As I mentioned, I was in Phoenix over the weekend. I went because Mark was in town at the Western Psychological Association’s conference, and, well, I had never been to Phoenix.
Mark and I tend to meet only in neutral cities, since he hates L.A. and I despise D.C., thus making it difficult to visit each other at home.
It’s almost suspicious. As Mark put it, “You know, sometimes I feel like we’re having an affair or something.” Well, except for the sex and sneaking around, yes. But since those are the main ingredients of an affair, then no.
But I hadn’t seen him since I dragged him to Atlanta for thanksgiving, and probably wasn’t going to see him in a while, I decided to go to Phoenix to see him.
Well, actually, the bulk of the weekend was spent getting to and from Phoenix. Took thirteen hours to get there, was there for about thirty-six hours.
It’s a better ratio than when Mark and I drove 40 hours round trip to San Antonio to spend about two days there. But still, it was fairly whirlwind.
It would have been a better ratio, had it not taken me over two hours to get out of L.A. It took me as much time to get from work to Palm Springs (100 miles) than from there to Phoenix (250+ miles).
Anyway, I got to Phoenix at about 12:30am, so I didn’t really get to see much scenery on the way there, and basically passed out as soon as i got in.
When I woke up for good around 1pm, I went for a walk around downtown Phoenix, since Mark was actually there for work and had to cover a bunch of sessions.
It was hot as hell, since it was, after all, Phoenix. The whole city is the same sort of sandstone-y color, although design is more of a consideration than it is in L.A., where earthquake protection is paramount.
There’s a nice blend of faux-Mexican and faux-Native American all over Phoenix. Everything there is very new, though. Nothing looks like it’s been there for longer than about 20 years.
After my walk about town (followed by the chugging of enormous amounts of water, because it’s ridiculously dry there), Mark and I drove out to Tempe to see ASU and then to Scottsdale.
There’s a good bit of nice scenery around Phoenix. I maintain my previous opinion that Flagstaff is still the prettiest city in Arizona, but Phoenix ain’t bad.
Plus, Flagstaff doesn’t have a professional baseball stadium with a retractable roof that’s retracted to the tune of an extremely bad 80’s synthesizer song.
The Bob (the Bank One Ballpark) is actually a pretty decent stadium. I will admit, as stupid as retractable roofs sound, they are kind of cool to watch in action.
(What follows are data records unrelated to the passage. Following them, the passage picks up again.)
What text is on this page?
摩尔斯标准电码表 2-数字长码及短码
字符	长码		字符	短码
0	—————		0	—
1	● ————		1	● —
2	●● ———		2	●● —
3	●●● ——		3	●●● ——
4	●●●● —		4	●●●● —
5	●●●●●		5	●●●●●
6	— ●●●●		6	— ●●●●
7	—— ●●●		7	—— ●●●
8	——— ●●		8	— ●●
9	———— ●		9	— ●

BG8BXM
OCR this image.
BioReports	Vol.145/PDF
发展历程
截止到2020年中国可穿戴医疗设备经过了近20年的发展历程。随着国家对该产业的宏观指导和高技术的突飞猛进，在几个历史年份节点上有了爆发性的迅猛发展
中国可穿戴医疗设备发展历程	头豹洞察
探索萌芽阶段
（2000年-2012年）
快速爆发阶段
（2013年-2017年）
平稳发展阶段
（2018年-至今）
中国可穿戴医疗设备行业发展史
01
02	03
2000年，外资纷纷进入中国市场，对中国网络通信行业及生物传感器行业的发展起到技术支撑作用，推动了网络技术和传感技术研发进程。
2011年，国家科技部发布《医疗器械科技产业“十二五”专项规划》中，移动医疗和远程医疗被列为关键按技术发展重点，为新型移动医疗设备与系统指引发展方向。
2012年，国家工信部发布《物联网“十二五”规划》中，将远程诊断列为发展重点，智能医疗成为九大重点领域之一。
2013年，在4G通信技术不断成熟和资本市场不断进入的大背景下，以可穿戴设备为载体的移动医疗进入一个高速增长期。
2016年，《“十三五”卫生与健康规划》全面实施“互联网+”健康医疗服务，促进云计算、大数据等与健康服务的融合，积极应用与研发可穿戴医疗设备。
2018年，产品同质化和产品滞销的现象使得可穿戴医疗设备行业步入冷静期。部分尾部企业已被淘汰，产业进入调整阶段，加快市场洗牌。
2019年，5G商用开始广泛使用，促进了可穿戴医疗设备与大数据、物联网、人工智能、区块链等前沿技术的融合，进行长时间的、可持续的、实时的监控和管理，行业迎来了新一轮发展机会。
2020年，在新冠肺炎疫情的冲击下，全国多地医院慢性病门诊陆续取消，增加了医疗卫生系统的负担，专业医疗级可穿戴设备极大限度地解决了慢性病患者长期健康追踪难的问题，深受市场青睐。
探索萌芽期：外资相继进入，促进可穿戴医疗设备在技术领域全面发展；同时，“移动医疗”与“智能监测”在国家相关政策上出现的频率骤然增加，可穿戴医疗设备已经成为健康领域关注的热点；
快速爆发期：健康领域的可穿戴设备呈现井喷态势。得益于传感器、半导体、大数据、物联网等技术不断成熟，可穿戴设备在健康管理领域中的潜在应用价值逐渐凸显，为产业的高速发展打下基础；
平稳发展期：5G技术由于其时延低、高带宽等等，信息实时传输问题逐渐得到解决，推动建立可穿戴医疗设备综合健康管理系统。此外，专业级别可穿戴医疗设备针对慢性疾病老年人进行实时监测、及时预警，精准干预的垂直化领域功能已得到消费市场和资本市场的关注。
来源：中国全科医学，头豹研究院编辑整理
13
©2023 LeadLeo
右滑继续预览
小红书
The game was pretty lame, it was low-scoring and then the Diamondbacks pulled their starting pitcher and the bullpen stunk it up. But it was still really fun.
The fun was seriously enhanced by the fact that they sold ginormous beers at the ballpark. I had one of those hilariously oversized cans of Foster’s and a giant Heineken, and Mark had a pair of large beers as well.
We followed that batch of drinking with…more drinking. We went up in the rotating restaurant atop Mark’s hotel and had maragitas, and then went to the sports bar in the lobby and had more drinks.
You’ve gotta love benders.
Now driving in, I didn’t see much except lit up signs of restaurants along the road. But one of those restaurants was Waffle House. I cannot tell you how exciting this was.
This was the first time I had seen one (and I saw three!) this far west. There are a few in New Mexico, but to see one outside of the former Confederacy is pretty rare.
Waffle House is a grand dispenser of greasy food and sketchy atmosphere, and Mark and I have come to love this fine chain. The background may change, but the dentally challenged waitresses and cooks with massive tattoos all over their arms never do.
So clearly, after a night of drinking, it was time to go grab some Waffle House hash browns (smothered and covered, of course) before I had to drop Mark back at the airport, or as Phoenix calls it, the “Sky Harbor.”
I don’t think they could be more pretntious than that if they tried.
I dropped Mark off and started driving back to LA, passing hundreds and hundreds of cacti that I missed in the dark. The sedona cacti (the ones that look like people) were particularly entertaining, because they made the desert look populated.
Overall it was a very fun trip. I’m still kind of exhausted (as you might have noticed given the rambling and parenthetical nature of this post), but it was definitely worth it.